How nexgen MCUs will handle networked auto security - Embedded.com

How nexgen MCUs will handle networked auto security

How many of us remember a time when car windows had to be cranked up and there were no seatbelts to secure us in case of an accident? A “secure vehicle” was one with locked doors.

With the introduction of the Advanced Driver Assistant System (ADAS) — with ABS, airbag, brake control, steering control, engine control, cruise control, stop-and-go, autonomous parking, integrated navigation system (GPS and Gallileo) — there is no question that the ecosystem of the automobile is becoming more interconnected and increasingly complex, but electronic devices have also replaced more trivial functions like light control, air conditioning, power windows, engine starting, door opening, adjustable and heated seats… The list of available options goes on.

Figure 1 shows that each function inside the car is managed by a network of microcontrollers (MCUs) which exchange data and information jointly using the same communication bus: CAN, FlexRay, or LIN for powertrain, chassis, and body electronic functionalities, and MOST and Ethernet for infotainment.1 Those communication buses are currently present in several new-generation MCUs.

Though progressing from a purely mechanical environment to the sophisticated universe of electronics has provided an added value in terms of comfort, as well as active and passive safety for driver and passengers, at the same time — because those engine control units (ECUs) are interconnected — significant security issues regarding privacy and data reliability arise.

For example, some decades ago, CAN was not designed to be robust in terms of security.
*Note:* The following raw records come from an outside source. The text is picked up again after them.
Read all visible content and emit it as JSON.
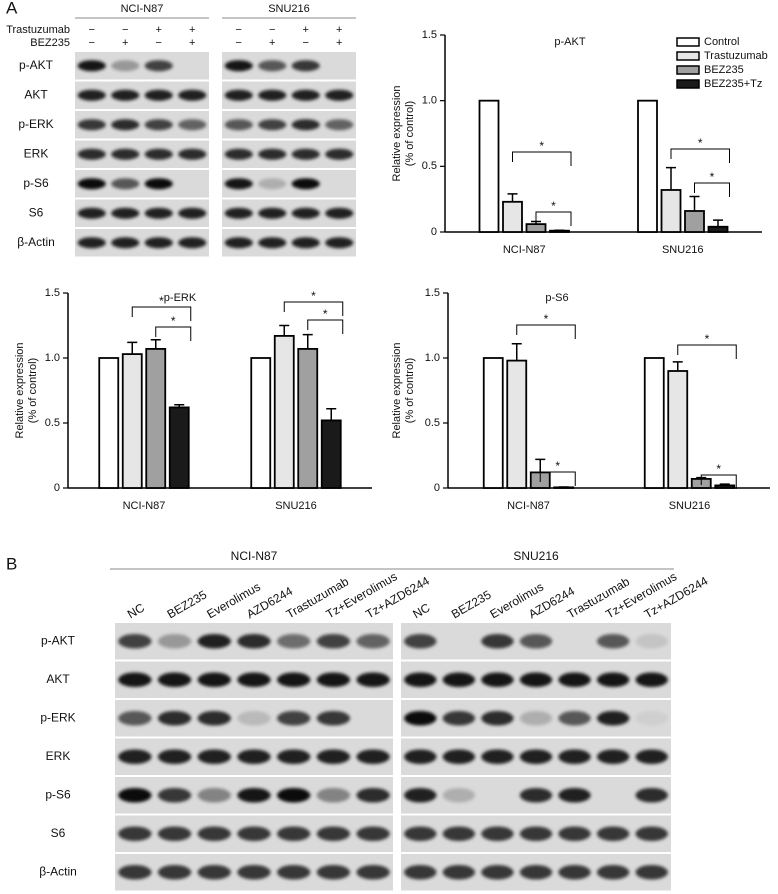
{
  "panel_a": {
    "label": "A",
    "cell_lines": [
      "NCI-N87",
      "SNU216"
    ],
    "treatments": [
      {
        "name": "Trastuzumab",
        "signs": [
          "−",
          "−",
          "+",
          "+"
        ]
      },
      {
        "name": "BEZ235",
        "signs": [
          "−",
          "+",
          "−",
          "+"
        ]
      }
    ],
    "proteins": [
      "p-AKT",
      "AKT",
      "p-ERK",
      "ERK",
      "p-S6",
      "S6",
      "β-Actin"
    ]
  },
  "panel_b": {
    "label": "B",
    "cell_lines": [
      "NCI-N87",
      "SNU216"
    ],
    "lanes": [
      "NC",
      "BEZ235",
      "Everolimus",
      "AZD6244",
      "Trastuzumab",
      "Tz+Everolimus",
      "Tz+AZD6244"
    ],
    "proteins": [
      "p-AKT",
      "AKT",
      "p-ERK",
      "ERK",
      "p-S6",
      "S6",
      "β-Actin"
    ]
  },
  "chart_data": [
    {
      "type": "bar",
      "title": "p-AKT",
      "y_label": [
        "Relative expression",
        "(% of control)"
      ],
      "categories": [
        "NCI-N87",
        "SNU216"
      ],
      "series": [
        {
          "name": "Control",
          "color": "#ffffff",
          "values": [
            1,
            1
          ],
          "errors": [
            null,
            null
          ]
        },
        {
          "name": "Trastuzumab",
          "color": "#e6e6e6",
          "values": [
            0.23,
            0.32
          ],
          "errors": [
            0.06,
            0.17
          ]
        },
        {
          "name": "BEZ235",
          "color": "#a0a0a0",
          "values": [
            0.06,
            0.16
          ],
          "errors": [
            0.02,
            0.11
          ]
        },
        {
          "name": "BEZ235+Tz",
          "color": "#1a1a1a",
          "values": [
            0.01,
            0.04
          ],
          "errors": [
            0.003,
            0.05
          ]
        }
      ],
      "ylim": [
        0,
        1.5
      ],
      "yticks": [
        0,
        0.5,
        {
          "value": 1,
          "label": "1.0"
        },
        1.5
      ],
      "legend": "top-right",
      "significance": [
        "*",
        "*",
        "*",
        "*"
      ]
    },
    {
      "type": "bar",
      "title": "p-ERK",
      "y_label": [
        "Relative expression",
        "(% of control)"
      ],
      "categories": [
        "NCI-N87",
        "SNU216"
      ],
      "series": [
        {
          "color": "#ffffff",
          "values": [
            1,
            1
          ],
          "errors": [
            null,
            null
          ]
        },
        {
          "color": "#e6e6e6",
          "values": [
            1.03,
            1.17
          ],
          "errors": [
            0.09,
            0.08
          ]
        },
        {
          "color": "#a0a0a0",
          "values": [
            1.07,
            1.07
          ],
          "errors": [
            0.07,
            0.11
          ]
        },
        {
          "color": "#1a1a1a",
          "values": [
            0.62,
            0.52
          ],
          "errors": [
            0.02,
            0.09
          ]
        }
      ],
      "ylim": [
        0,
        1.5
      ],
      "yticks": [
        0,
        0.5,
        {
          "value": 1,
          "label": "1.0"
        },
        1.5
      ],
      "significance": [
        "*",
        "*",
        "*",
        "*"
      ]
    },
    {
      "type": "bar",
      "title": "p-S6",
      "y_label": [
        "Relative expression",
        "(% of control)"
      ],
      "categories": [
        "NCI-N87",
        "SNU216"
      ],
      "series": [
        {
          "color": "#ffffff",
          "values": [
            1,
            1
          ],
          "errors": [
            null,
            null
          ]
        },
        {
          "color": "#e6e6e6",
          "values": [
            0.98,
            0.9
          ],
          "errors": [
            0.13,
            0.07
          ]
        },
        {
          "color": "#a0a0a0",
          "values": [
            0.12,
            0.07
          ],
          "errors": [
            0.1,
            0.01
          ]
        },
        {
          "color": "#1a1a1a",
          "values": [
            0.005,
            0.02
          ],
          "errors": [
            0.003,
            0.01
          ]
        }
      ],
      "ylim": [
        0,
        1.5
      ],
      "yticks": [
        0,
        0.5,
        {
          "value": 1,
          "label": "1.0"
        },
        1.5
      ],
      "significance": [
        "*",
        "*",
        "*",
        "*"
      ]
    }
  ]
}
In fact, any CAN message inside the car communication bus was broadcast to any other component and did not support any authorization, authentication, or encryption protocol.

Modern cars exchange messages using the CAN bus to open doors and start the engine. Those messages are swapped between an ECU inside the car and one inside an electronic key. If this system were compromised, a thief could easily steal the car. Also, a hacker could access the GPS inside the car to monitor frequent locations to find out where the driver is and when he leaves the car unattended.
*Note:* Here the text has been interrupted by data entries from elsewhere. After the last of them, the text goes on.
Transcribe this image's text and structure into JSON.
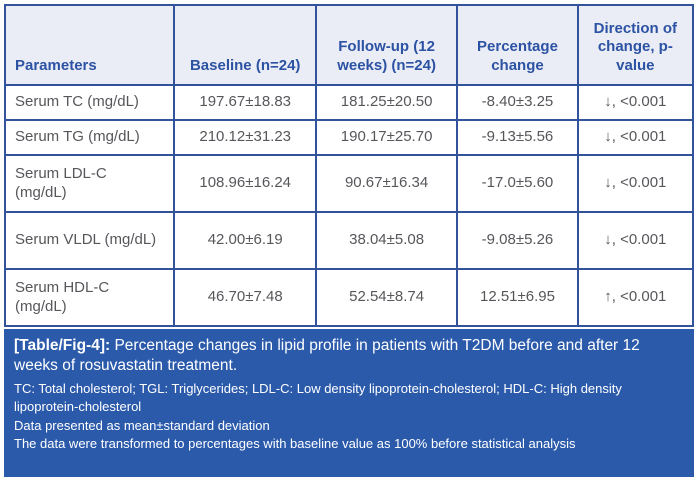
{
  "table": {
    "columns": [
      "Parameters",
      "Baseline (n=24)",
      "Follow-up (12 weeks) (n=24)",
      "Percentage change",
      "Direction of change, p-value"
    ],
    "rows": [
      {
        "parameter": "Serum TC (mg/dL)",
        "baseline": "197.67±18.83",
        "followup": "181.25±20.50",
        "pct_change": "-8.40±3.25",
        "direction": "↓, <0.001"
      },
      {
        "parameter": "Serum TG (mg/dL)",
        "baseline": "210.12±31.23",
        "followup": "190.17±25.70",
        "pct_change": "-9.13±5.56",
        "direction": "↓, <0.001"
      },
      {
        "parameter": "Serum LDL-C (mg/dL)",
        "baseline": "108.96±16.24",
        "followup": "90.67±16.34",
        "pct_change": "-17.0±5.60",
        "direction": "↓, <0.001"
      },
      {
        "parameter": "Serum VLDL (mg/dL)",
        "baseline": "42.00±6.19",
        "followup": "38.04±5.08",
        "pct_change": "-9.08±5.26",
        "direction": "↓, <0.001"
      },
      {
        "parameter": "Serum HDL-C (mg/dL)",
        "baseline": "46.70±7.48",
        "followup": "52.54±8.74",
        "pct_change": "12.51±6.95",
        "direction": "↑, <0.001"
      }
    ]
  },
  "caption": {
    "label": "[Table/Fig-4]:",
    "title": " Percentage changes in lipid profile in patients with T2DM before and after 12 weeks of rosuvastatin treatment.",
    "footnotes": [
      "TC: Total cholesterol; TGL: Triglycerides; LDL-C: Low density lipoprotein-cholesterol; HDL-C: High density lipoprotein-cholesterol",
      "Data presented as mean±standard deviation",
      "The data were transformed to percentages with baseline value as 100% before statistical analysis"
    ]
  },
  "colors": {
    "outer_border": "#2c4a70",
    "inner_border": "#32529b",
    "header_bg": "#ebedf6",
    "header_text": "#2c52a3",
    "body_text": "#56575b",
    "caption_bg": "#2b5aab",
    "caption_text": "#ffffff"
  }
}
Furthermore, wireless communication channels such as Bluetooth, GPRS, or UMTS for Internet mobile functions like email, SMS, video streaming, video calls, and so on, have enlarged the “attack surfaces” for hackers who could compromise any communication and driving system, or insert malicious software to steal data like a vehicle’s position in real-time, frequently used routes, and full conversations, by remote access.

Figure 1

Automotive on-board network architecture

Automotive on-board network architecture

Worried yet?
By definition, an “open system” is exposed to a continuous increase of attacks through several methods. The incessant evolution of internal and external communication networks inside vehicles quickly reduces the capacity of current security measures to provide adequate protection for these systems.

Until now, only theoretical proposals have been suggested to protect cars from internal and external attacks, and the possibility for hackers to control any driving system (brakes, ABS, airbags, navigation), thus risking the vehicle occupants’ lives, is more real than we have suspected.
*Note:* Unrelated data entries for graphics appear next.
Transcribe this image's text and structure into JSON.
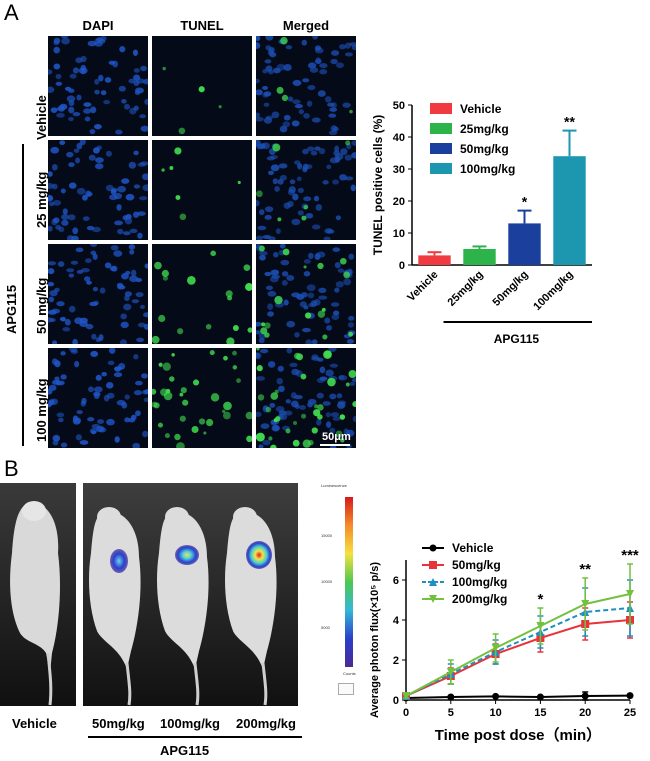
{
  "panel_a": {
    "letter": "A",
    "columns": [
      "DAPI",
      "TUNEL",
      "Merged"
    ],
    "rows": [
      "Vehicle",
      "25 mg/kg",
      "50 mg/kg",
      "100 mg/kg"
    ],
    "group_label": "APG115",
    "scale_bar": "50μm"
  },
  "panel_b": {
    "letter": "B",
    "mouse_labels": [
      "Vehicle",
      "50mg/kg",
      "100mg/kg",
      "200mg/kg"
    ],
    "group_label": "APG115",
    "colorbar_title": "Luminescence",
    "colorbar_ticks": [
      "15000",
      "10000",
      "5000"
    ],
    "colorbar_caption": "Counts"
  },
  "chart_data": [
    {
      "type": "bar",
      "categories": [
        "Vehicle",
        "25mg/kg",
        "50mg/kg",
        "100mg/kg"
      ],
      "values": [
        3,
        5,
        13,
        34
      ],
      "errors": [
        1,
        0.8,
        4,
        8
      ],
      "significance": [
        "",
        "",
        "*",
        "**"
      ],
      "colors": [
        "#ef3b3f",
        "#2cb34a",
        "#1b3f9c",
        "#1d97b0"
      ],
      "legend": [
        "Vehicle",
        "25mg/kg",
        "50mg/kg",
        "100mg/kg"
      ],
      "ylabel": "TUNEL positive cells (%)",
      "ylim": [
        0,
        50
      ],
      "yticks": [
        0,
        10,
        20,
        30,
        40,
        50
      ],
      "xgroup_label": "APG115"
    },
    {
      "type": "line",
      "x": [
        0,
        5,
        10,
        15,
        20,
        25
      ],
      "xticks": [
        0,
        5,
        10,
        15,
        20,
        25
      ],
      "yticks": [
        0,
        2,
        4,
        6
      ],
      "ylim": [
        0,
        7
      ],
      "xlim": [
        0,
        25
      ],
      "xlabel": "Time post dose（min）",
      "ylabel": "Average photon flux(×10⁵ p/s)",
      "significance": [
        {
          "x": 15,
          "label": "*"
        },
        {
          "x": 20,
          "label": "**"
        },
        {
          "x": 25,
          "label": "***"
        }
      ],
      "series": [
        {
          "name": "Vehicle",
          "values": [
            0.1,
            0.15,
            0.18,
            0.15,
            0.2,
            0.22
          ],
          "errors": [
            0.05,
            0.05,
            0.05,
            0.05,
            0.2,
            0.05
          ],
          "color": "#000000",
          "marker": "circle",
          "dash": "solid"
        },
        {
          "name": "50mg/kg",
          "values": [
            0.2,
            1.2,
            2.3,
            3.1,
            3.8,
            4.0
          ],
          "errors": [
            0.1,
            0.4,
            0.5,
            0.7,
            0.8,
            0.9
          ],
          "color": "#e8333a",
          "marker": "square",
          "dash": "solid"
        },
        {
          "name": "100mg/kg",
          "values": [
            0.2,
            1.3,
            2.4,
            3.4,
            4.4,
            4.6
          ],
          "errors": [
            0.1,
            0.5,
            0.6,
            0.8,
            1.2,
            1.4
          ],
          "color": "#1f8ec2",
          "marker": "triangle",
          "dash": "dashed"
        },
        {
          "name": "200mg/kg",
          "values": [
            0.2,
            1.4,
            2.6,
            3.7,
            4.8,
            5.3
          ],
          "errors": [
            0.1,
            0.6,
            0.7,
            0.9,
            1.3,
            1.5
          ],
          "color": "#73c13f",
          "marker": "triangle-down",
          "dash": "solid"
        }
      ]
    }
  ]
}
Several technical articles have shown that taking control of a car using those attack surfaces is not merely hypothetical.

Two different research groups, one from the University of Washington and another from the University of San Diego, have produced the most famous and interesting works about the topic. They have demonstrated the inner weakness of ECUs with experimental analyses on the security of the modern cars. They revealed how relatively easy it is to take control of a wide range of automotive safety-critical functions, totally ignoring driver input, and how those attacks can be obscured with a complete erasure of any evidence after a crash.2

Just for this reason, in the past few years, several consortia, such as EVITA (E-safety Vehicle Intrusion Protected Applications) and HIS (Hersteller Initiative Software), have been created to suggest guidelines to design and verify systems able to resist intrusion attempts and external manipulations.

Those groups have proposed sophisticated software application models using cryptographic communication protocols, and also have proposed some very interesting guidelines, from a hardware point of view, to build more robust microcontrollers that can avoid illegal firmware alterations, unauthorized intrusions, and illicit misuse.